Effects of DSPP and MMP20 Silencing on Key Signaling Pathways in Oral Squamous Cell Carcinoma Cells

Abstract

Introduction: Oral carcinogenesis is a multistage process, featuring genetic and molecular alterations leading to rapid cell division, invasion, metastasis, and increased cell survival. Many of these alterations are due to perturbations in the cell signaling networks, which in turn lead to constitutive deregulation of the proteins involved in the regulatory pathways. Our recent reports show that the silencing of dentin sialophosphoprotein (DSPP) and its cognate matrix metalloproteinases 20 (MMP20) alters key tumorigenic hallmarks of oral squamous cell carcinoma (OSCC). Objective: This study, intended to advance our recent findings, focuses on determining the effects of silencing DSPP and its cognate MMP20 on the signaling pathways that control cell proliferation, differentiation, invasion and metastasis. Materials and Methods: DSPP and MMP20 were silenced individually and in combination, using adenovirus-mediated short hairpin RNA (shRNA) in OSCC cell line, OSC2, and the effects of silencing on the following pathways: EFGR; RAS-RAF; MEK; MAPK; ERK; JNK; NF-kB; TGFβ; and GSK3β, were analysed by western blot. Results: DSPP and MMP20 silencing decreased EGFR, KRAS, MEK1/2, MAPK, ERK, MEEK1, JNK, CREBP, p300, NF-kB,TGF β, SMAD7, GSK3 β, and β-catenin expressions. In contrast, the expression of IKKα and SMAD4 were increased in DSPP/MMP20-silenced group, compared with control group.
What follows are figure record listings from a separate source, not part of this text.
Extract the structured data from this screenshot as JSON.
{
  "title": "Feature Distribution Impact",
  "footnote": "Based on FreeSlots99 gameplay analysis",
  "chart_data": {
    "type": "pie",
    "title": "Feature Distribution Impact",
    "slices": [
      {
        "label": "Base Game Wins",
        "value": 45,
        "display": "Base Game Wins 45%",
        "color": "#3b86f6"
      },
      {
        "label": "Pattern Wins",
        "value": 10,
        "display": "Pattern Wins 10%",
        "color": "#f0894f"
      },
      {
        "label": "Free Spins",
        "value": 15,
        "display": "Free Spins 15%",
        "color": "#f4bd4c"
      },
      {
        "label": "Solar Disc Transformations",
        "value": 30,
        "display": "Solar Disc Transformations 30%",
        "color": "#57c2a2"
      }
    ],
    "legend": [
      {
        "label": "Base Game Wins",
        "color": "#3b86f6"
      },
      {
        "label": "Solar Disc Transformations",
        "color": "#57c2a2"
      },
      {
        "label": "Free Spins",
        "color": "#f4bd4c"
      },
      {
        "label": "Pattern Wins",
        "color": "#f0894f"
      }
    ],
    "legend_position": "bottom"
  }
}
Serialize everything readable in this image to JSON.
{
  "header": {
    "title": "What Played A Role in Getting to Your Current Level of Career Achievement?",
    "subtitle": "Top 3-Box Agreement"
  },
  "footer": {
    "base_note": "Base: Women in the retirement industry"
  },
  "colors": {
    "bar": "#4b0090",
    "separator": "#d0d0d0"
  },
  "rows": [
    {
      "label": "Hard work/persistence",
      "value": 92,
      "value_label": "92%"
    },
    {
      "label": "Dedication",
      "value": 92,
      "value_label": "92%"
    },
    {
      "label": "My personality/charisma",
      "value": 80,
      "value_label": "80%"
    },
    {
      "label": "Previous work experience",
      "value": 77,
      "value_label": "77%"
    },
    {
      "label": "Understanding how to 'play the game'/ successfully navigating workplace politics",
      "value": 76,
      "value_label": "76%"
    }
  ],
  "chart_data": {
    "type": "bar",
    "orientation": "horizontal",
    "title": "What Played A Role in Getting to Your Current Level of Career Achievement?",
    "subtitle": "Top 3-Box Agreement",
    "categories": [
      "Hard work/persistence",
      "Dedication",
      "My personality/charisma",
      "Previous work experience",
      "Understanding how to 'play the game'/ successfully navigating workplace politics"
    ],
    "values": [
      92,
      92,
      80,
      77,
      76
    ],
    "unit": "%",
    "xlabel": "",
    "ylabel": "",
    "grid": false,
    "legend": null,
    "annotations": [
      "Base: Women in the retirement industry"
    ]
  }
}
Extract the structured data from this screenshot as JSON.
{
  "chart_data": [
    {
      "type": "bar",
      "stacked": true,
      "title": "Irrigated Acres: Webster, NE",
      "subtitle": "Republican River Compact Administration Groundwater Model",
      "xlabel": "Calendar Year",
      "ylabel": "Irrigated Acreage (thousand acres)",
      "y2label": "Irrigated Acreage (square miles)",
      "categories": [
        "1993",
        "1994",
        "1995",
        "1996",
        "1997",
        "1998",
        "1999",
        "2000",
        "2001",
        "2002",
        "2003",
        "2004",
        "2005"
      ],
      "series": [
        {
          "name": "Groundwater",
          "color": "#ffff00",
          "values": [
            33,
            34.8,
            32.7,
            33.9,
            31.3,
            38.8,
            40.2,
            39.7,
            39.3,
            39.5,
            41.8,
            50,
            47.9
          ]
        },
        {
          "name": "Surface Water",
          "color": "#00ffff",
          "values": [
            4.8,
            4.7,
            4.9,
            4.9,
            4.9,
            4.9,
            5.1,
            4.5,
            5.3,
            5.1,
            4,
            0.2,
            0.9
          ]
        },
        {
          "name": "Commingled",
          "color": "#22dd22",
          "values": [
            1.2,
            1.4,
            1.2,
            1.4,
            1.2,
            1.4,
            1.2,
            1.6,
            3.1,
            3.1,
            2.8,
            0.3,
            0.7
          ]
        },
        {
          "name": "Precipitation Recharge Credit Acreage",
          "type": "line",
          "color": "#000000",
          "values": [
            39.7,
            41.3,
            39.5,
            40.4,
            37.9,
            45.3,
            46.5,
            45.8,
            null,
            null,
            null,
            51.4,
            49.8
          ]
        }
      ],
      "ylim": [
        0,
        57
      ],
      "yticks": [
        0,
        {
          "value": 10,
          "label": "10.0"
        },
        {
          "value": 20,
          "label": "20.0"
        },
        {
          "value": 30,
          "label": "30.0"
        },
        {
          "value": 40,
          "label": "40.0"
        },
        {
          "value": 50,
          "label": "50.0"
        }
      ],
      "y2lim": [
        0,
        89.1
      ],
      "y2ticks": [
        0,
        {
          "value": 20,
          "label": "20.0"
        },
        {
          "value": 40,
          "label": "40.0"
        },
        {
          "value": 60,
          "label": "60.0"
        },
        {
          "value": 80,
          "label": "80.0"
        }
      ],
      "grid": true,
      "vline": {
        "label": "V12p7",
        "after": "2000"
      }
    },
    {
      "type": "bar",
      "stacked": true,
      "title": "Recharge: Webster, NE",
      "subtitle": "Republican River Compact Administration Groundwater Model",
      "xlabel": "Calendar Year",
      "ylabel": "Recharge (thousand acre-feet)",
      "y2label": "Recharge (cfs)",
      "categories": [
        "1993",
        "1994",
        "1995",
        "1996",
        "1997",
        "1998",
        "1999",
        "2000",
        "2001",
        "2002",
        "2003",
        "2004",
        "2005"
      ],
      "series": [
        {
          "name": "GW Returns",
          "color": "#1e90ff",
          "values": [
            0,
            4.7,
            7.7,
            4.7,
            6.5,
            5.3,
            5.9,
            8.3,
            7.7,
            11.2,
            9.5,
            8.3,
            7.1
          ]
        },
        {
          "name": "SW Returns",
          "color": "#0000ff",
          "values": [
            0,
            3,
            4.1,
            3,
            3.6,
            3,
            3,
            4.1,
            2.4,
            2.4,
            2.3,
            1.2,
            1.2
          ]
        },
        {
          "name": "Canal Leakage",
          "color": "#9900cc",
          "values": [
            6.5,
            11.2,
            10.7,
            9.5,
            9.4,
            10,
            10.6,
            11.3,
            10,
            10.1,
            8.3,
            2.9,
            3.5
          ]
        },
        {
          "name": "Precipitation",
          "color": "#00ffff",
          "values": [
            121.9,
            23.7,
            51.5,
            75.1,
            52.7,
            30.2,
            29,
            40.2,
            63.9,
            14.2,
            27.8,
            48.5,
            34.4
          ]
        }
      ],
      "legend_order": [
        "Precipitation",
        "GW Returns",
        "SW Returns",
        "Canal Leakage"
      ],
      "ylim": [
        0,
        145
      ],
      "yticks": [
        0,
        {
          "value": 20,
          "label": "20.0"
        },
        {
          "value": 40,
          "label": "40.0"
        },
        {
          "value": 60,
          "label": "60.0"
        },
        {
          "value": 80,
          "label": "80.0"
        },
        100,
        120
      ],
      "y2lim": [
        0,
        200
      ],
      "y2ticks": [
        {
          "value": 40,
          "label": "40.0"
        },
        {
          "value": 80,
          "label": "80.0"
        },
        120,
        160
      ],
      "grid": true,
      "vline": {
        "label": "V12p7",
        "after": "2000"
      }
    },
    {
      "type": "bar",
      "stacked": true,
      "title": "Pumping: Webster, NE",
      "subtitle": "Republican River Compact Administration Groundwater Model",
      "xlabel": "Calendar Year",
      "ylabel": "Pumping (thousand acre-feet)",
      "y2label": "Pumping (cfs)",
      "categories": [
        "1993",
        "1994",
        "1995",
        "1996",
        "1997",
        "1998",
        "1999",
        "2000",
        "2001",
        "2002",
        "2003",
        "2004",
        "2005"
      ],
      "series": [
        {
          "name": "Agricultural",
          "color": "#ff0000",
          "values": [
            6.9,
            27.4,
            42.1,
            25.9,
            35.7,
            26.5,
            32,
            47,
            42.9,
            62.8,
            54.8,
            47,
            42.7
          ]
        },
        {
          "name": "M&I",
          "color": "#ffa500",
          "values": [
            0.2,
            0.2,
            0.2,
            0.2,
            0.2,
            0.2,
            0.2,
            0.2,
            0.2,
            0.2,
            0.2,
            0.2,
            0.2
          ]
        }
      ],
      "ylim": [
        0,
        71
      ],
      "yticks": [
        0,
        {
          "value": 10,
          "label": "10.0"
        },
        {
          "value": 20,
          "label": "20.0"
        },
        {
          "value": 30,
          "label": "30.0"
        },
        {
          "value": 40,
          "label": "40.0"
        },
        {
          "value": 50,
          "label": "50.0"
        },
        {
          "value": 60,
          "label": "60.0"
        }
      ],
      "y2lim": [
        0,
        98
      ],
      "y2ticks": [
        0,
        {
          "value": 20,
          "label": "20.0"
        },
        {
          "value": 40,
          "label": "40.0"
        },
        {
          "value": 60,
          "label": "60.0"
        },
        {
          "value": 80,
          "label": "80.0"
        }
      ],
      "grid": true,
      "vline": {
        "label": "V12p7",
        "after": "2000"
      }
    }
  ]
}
Furthermore, DSPP-silencing alone was more effective than MMP20, or combined DSPP-MM20 silencing, in altering the levels of key proteins of each signaling pathway investigated. Conclusion: Our findings provide the basis for further studies aimed at verifying the effects of these alterations in the profiles of these proteins on the various hallmarks of oral carcinogenesis, and for understanding the molecular role of DSPP and MMP20 in OSCC. This is with a view to evaluating their diagnostic and prognostic utility as well as the values of DSPP/MMP20 as potential targets for design of chemotherapeutic agents for the treatment of OSCC patients.